The most significant message from 10 AM EDT news conference: Government raises its estimate of oil flow from 5,000 barrels/day to approximately 19,000 barrels/day. What’s not clear, however, is how to use this number to estimate the total oil spilled since there’s no way of knowing (as far as I can tell) when that rate first began and how much it has changed over time. Also not known as yet: does this account for all leaks from the BP well? We were told there was one big one and two smaller leaks, but data on this have not been independently confirmed.
One other important take away message concerns the makeup of the government’s task force on measuring the flow of oil. Despite repeated inquiries from AP’s Seth Borenstein, the makeup of the committee had not been made public.
Following the press conference, at which Seth Borenstein repeated his question, the information has been released:
Marcia McNutt, Director, USGS; William Rees, Jr., Los Alamos National Lab, Department of Energy; Darren Mollot, Department of Energy; Franklin Shaffer, Department of Energy; Victor Labson, USGS; Bill Lehr, National Oceanic and Atmospheric Administration; Austin Gould, US Coast Guard; Richard Brannon, US Coast Guard; Don Maclay, Minerals Management Service (MMS); Gerald Crawford, MMS; David Absher, MMS; and Bill Courtwright, MMS.

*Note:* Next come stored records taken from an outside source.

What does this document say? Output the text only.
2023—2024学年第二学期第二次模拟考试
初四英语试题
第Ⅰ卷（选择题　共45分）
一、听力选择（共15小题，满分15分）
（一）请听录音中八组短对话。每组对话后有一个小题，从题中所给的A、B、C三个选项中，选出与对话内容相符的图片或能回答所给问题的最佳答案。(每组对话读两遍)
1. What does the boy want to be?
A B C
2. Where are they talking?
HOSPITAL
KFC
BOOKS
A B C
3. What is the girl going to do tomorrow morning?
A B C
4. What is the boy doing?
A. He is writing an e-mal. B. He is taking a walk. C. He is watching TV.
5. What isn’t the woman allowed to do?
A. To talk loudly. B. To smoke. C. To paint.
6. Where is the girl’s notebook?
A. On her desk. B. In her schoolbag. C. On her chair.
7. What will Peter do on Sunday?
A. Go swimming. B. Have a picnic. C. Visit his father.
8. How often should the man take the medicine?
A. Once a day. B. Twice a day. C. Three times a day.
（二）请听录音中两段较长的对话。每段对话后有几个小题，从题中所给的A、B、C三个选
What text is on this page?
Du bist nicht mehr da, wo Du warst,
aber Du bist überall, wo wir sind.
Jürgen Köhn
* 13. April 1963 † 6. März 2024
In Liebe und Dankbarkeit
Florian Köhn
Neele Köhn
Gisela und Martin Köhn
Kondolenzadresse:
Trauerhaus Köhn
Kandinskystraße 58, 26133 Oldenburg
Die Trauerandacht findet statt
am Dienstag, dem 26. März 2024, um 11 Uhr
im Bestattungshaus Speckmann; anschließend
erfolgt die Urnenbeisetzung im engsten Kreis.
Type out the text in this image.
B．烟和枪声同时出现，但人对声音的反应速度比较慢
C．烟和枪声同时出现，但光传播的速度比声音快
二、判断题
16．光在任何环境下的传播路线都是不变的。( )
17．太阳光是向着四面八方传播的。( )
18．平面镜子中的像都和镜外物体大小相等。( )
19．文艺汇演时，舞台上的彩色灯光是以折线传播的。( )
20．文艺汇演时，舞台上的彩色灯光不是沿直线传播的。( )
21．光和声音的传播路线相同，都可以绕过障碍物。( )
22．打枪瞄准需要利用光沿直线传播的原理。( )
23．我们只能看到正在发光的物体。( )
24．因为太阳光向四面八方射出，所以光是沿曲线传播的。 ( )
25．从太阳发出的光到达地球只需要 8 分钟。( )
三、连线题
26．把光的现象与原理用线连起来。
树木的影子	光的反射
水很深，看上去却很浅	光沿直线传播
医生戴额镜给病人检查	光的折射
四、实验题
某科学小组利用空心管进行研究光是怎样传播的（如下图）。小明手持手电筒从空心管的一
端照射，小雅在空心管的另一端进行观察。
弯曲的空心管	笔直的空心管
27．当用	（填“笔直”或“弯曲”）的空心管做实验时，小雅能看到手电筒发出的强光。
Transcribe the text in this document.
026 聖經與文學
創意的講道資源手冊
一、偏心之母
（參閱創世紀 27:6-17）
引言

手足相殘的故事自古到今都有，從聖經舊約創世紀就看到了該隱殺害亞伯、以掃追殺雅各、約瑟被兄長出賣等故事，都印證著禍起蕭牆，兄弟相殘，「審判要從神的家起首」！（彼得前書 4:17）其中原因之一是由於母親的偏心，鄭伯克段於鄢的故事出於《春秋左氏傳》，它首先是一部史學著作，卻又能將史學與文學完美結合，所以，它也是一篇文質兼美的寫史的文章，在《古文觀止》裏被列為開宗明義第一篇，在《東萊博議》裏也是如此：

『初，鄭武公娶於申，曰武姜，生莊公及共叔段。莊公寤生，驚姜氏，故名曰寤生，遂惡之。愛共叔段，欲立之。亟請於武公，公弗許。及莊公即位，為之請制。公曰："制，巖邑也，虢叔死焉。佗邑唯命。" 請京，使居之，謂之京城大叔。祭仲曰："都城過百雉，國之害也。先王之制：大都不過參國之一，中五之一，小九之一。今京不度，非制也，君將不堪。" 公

Omar Savas, Professor of Mechanical Engineering, University of California Berkeley
James Riley, Professor of Mechanical Engineering, University of Washington
Juan Lasheras, Prof. of Engineering and Applied Sciences, University of California San Diego
Poojitha Yapa, Professor of Civil and Environmental Engineering, Clarkson University
Paul Boomer, Senior Lecturer, Petroleum and Geosystems, University of Texas at Austin
Steve Wereley, Associate Professor of Mechnical Engineering, Purdue University
Peter Cornillon, Professor of Oceanography, University of Rhode Island
Ira Leifer, Assoc. Researcher, Marine Science Institute, University of California Santa Barbara
Alberto Aliseda, Assistant Professor of Mechanical Engineering, University of Washington Pedro Espina, National Institute of Standards and Technology.
“There are no significant events to report at this time.”
That’s the message from BP this morning — despite claims by others that the latest attempt to stop the flow of oil has worked. That operation, called “top kill,” is continuing.
A news conference will be held at 10 AM EDT with U.S. Geological Survey Director Dr. Marcia McNutt, discuss updates on the rate of oil flowing from the BP oil well into the Gulf of Mexico.